The Paris Club is a strictly informal group of countries that are creditors to debtor nations. The role of the club is to identify and coordinate sustainable solutions to help debtor countries meet their repayment obligations, such as through debt rescheduling (where debt repayments are postponed) or by forgiving portions of debt. A general rule of thumb is that the club only meets debtors in need of debt relief, who are committed to reforms to strengthen their economic and financial situation, such as a current poverty reduction or growth facility programme supported by the IMF.

While the Paris Club holds itself up to its own rules and regulations, the club itself is without a legal basis or status. Neither are the outcomes of meetings legal agreements; creditor nations which participate in negotiations instead sign an Agreed Minute, which gives the effect of requesting their own governments to sign bilateral agreements with debtor countries. A permanent secretariat exists which is staffed by employees of the French treasury, and it has its own website (www.clubdeparis.org).

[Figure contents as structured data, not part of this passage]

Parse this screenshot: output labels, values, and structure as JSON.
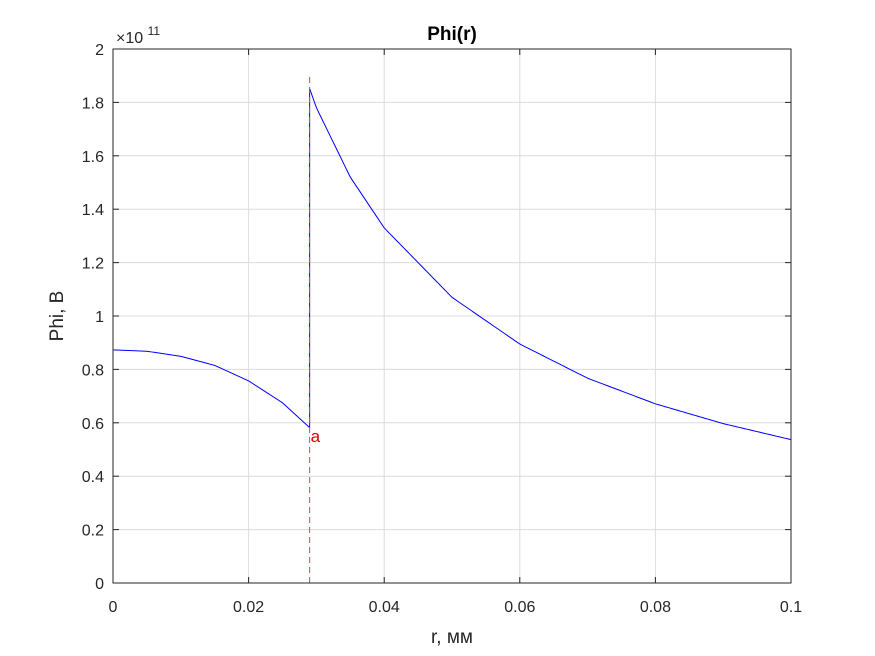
{
  "chart_data": {
    "type": "line",
    "title": "Phi(r)",
    "xlabel": "r, мм",
    "ylabel": "Phi, В",
    "y_multiplier_base": "×10",
    "y_multiplier_exp": "11",
    "xlim": [
      0,
      0.1
    ],
    "ylim": [
      0,
      2
    ],
    "xticks": [
      0,
      0.02,
      0.04,
      0.06,
      0.08,
      0.1
    ],
    "xtick_labels": [
      "0",
      "0.02",
      "0.04",
      "0.06",
      "0.08",
      "0.1"
    ],
    "yticks": [
      0,
      0.2,
      0.4,
      0.6,
      0.8,
      1,
      1.2,
      1.4,
      1.6,
      1.8,
      2
    ],
    "ytick_labels": [
      "0",
      "0.2",
      "0.4",
      "0.6",
      "0.8",
      "1",
      "1.2",
      "1.4",
      "1.6",
      "1.8",
      "2"
    ],
    "grid": true,
    "series": [
      {
        "color": "#0000ff",
        "style": "solid",
        "x": [
          0,
          0.005,
          0.01,
          0.015,
          0.02,
          0.025,
          0.029,
          0.029,
          0.03,
          0.035,
          0.04,
          0.05,
          0.06,
          0.07,
          0.08,
          0.09,
          0.1
        ],
        "y": [
          0.873,
          0.868,
          0.849,
          0.815,
          0.757,
          0.675,
          0.582,
          1.852,
          1.78,
          1.52,
          1.33,
          1.07,
          0.895,
          0.767,
          0.671,
          0.597,
          0.537
        ]
      }
    ],
    "annotations": [
      {
        "type": "vline",
        "x": 0.029,
        "y_range": [
          0,
          1.895
        ],
        "color": "#d95319",
        "style": "dashed"
      },
      {
        "type": "text",
        "text": "a",
        "x": 0.029,
        "y": 0.54,
        "color": "#e00000"
      }
    ]
  }
}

The club grew from a meeting between creditor nations and Argentina in 1956 in Paris. Meetings are convened ten to eleven times a year in Paris, where members discuss debt rescheduling issues. Since then over 386 agreements have been signed between eighty debtor countries and the following: 19 permanent members (plus several other creditors invited on a case by case basis):

Austria, Australia, Belgium, Canada, Denmark, Finland, France, Germany, Ireland, Italy, Japan, Netherlands , Norway, Russia, Spain, Switzerland, Sweden, the United States and the United Kingdom.